Implications for enterprise architecture
Each of the four levers poses a substantial challenge for IT. For example, many banking-product lines—among them credit cards, investments, and checking and savings accounts—are managed in silos. This makes it difficult to get a comprehensive view of customers quickly, for example, to assess their loan applications. What’s more, channels are often managed and tracked independently, complicating matters for customers who wish to use multiple channels as they pursue a transaction. For instance, customers starting a loan application on their smartphones may find that they have to reenter data when they switch to desktop computers to fill in the more detailed information required. Weak systems integration and slow database-access times can prevent customers from enjoying a real-time shopping and purchasing experience. Analytics capabilities are especially difficult to integrate with operational process flows. Manual steps in these processes, such as rekeying and transferring information, present major obstacles to both analytics and automation of processes.
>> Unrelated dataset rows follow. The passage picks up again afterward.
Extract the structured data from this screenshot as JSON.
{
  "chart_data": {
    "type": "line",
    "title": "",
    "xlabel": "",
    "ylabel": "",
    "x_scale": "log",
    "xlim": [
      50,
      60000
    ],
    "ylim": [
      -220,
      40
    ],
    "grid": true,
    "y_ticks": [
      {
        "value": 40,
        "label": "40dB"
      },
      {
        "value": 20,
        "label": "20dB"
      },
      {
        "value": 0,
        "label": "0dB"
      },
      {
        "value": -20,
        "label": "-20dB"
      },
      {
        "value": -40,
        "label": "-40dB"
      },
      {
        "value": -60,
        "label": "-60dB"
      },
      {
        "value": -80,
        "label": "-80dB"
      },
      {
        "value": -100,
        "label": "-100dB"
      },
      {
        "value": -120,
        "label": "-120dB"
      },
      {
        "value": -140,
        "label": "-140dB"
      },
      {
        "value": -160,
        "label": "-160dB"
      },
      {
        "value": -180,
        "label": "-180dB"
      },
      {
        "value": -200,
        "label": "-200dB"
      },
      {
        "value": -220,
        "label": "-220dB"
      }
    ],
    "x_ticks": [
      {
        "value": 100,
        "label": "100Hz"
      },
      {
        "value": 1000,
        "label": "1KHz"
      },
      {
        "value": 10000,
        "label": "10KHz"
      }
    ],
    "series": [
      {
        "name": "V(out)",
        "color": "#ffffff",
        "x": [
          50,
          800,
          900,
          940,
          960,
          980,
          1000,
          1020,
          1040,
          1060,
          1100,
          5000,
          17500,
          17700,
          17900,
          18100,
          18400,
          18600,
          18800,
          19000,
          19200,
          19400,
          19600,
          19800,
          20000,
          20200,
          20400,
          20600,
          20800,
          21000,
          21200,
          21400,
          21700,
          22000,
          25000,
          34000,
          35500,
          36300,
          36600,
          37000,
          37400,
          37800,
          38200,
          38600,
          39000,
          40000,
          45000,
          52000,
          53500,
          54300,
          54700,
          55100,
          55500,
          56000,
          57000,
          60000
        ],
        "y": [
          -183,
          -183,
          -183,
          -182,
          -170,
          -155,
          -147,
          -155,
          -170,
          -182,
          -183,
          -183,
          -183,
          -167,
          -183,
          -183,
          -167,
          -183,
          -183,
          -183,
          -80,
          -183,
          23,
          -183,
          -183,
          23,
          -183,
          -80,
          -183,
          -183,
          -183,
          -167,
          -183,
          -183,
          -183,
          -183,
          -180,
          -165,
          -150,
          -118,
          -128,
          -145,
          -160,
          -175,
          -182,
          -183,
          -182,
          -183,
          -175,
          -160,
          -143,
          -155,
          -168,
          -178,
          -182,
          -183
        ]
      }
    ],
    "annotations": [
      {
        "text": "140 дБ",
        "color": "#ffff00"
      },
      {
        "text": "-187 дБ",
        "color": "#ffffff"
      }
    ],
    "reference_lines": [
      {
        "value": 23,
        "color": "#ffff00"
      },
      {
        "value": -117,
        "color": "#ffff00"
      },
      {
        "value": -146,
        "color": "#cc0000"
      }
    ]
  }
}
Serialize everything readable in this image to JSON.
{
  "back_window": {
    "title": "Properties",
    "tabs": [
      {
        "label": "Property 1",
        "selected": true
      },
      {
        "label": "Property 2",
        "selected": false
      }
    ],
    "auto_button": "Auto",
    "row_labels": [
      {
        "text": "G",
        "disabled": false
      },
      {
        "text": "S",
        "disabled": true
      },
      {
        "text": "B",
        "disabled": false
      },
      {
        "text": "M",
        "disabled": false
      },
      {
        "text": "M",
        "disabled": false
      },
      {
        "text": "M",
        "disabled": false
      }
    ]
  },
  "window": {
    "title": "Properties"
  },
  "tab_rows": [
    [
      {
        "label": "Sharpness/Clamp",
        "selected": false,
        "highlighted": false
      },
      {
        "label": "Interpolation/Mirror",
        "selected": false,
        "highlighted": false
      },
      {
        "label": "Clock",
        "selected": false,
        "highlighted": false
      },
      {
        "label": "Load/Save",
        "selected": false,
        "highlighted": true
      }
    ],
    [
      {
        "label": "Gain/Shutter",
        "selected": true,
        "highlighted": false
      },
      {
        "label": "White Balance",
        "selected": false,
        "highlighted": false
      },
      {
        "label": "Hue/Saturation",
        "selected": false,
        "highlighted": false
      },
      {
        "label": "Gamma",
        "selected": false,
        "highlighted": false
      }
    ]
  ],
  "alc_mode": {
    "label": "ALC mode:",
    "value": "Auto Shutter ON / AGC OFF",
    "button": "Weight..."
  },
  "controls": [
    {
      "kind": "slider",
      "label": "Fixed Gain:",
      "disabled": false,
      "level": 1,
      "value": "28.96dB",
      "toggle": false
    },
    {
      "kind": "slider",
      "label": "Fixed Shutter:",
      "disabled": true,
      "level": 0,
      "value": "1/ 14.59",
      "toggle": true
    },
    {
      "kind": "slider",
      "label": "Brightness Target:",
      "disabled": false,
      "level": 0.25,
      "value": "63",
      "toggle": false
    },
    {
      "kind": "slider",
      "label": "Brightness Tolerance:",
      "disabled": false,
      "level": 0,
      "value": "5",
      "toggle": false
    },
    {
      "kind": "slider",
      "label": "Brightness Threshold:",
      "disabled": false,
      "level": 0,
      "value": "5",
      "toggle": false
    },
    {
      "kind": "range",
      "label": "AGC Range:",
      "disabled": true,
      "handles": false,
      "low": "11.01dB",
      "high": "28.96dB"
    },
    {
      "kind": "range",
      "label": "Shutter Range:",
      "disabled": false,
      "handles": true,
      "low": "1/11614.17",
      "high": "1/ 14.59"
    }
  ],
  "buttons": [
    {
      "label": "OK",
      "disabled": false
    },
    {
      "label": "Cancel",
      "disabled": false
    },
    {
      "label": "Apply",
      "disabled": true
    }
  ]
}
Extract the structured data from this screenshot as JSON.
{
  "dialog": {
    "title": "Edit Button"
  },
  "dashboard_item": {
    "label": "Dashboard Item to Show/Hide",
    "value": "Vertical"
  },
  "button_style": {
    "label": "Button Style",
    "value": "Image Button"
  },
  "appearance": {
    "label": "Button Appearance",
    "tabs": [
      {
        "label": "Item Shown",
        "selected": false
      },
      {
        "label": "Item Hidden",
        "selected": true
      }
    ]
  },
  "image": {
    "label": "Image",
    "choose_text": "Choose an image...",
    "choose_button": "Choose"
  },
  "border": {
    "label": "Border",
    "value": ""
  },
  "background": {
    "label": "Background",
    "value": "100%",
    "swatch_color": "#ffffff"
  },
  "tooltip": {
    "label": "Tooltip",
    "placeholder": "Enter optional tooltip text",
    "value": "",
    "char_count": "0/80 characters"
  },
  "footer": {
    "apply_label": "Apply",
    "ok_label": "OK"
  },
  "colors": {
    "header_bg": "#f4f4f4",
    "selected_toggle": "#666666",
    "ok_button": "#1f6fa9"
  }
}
While a few players have overcome some of these hurdles, it is a big challenge for many IT executives to implement all four levers so customers can, for instance, purchase individually tailored products across multiple channels. One important reason is that the legacy IT architecture and organization, for example, which runs the supply-chain and operations systems responsible for executing online product orders, lacks the speed and flexibility needed in the digital marketplace.
Indeed, the ability to offer new products on a timely basis has become an important competitive factor; this might require weekly software releases for an e-commerce platform. That kind of speed can only be achieved with an inherently error-prone software-development approach of testing, failing, learning, adapting, and iterating rapidly. It’s hard to imagine that experimental approach applied to legacy systems. Nor would it be appropriate, because the demand for perfection is far higher in key back-end legacy systems. Quality, measured by the number of IT system errors, and resilience, measured by the availability and stability of IT infrastructure services, comes at slow speed but is critical for risk- and regulatory-compliance management and for core transactional activities such as finance and online sales. In contrast, lower IT-system quality and resilience can be acceptable in customer-facing areas, for instance, when users participate in the testing of new software. For these reasons, many companies need an IT architecture that can operate at different speeds.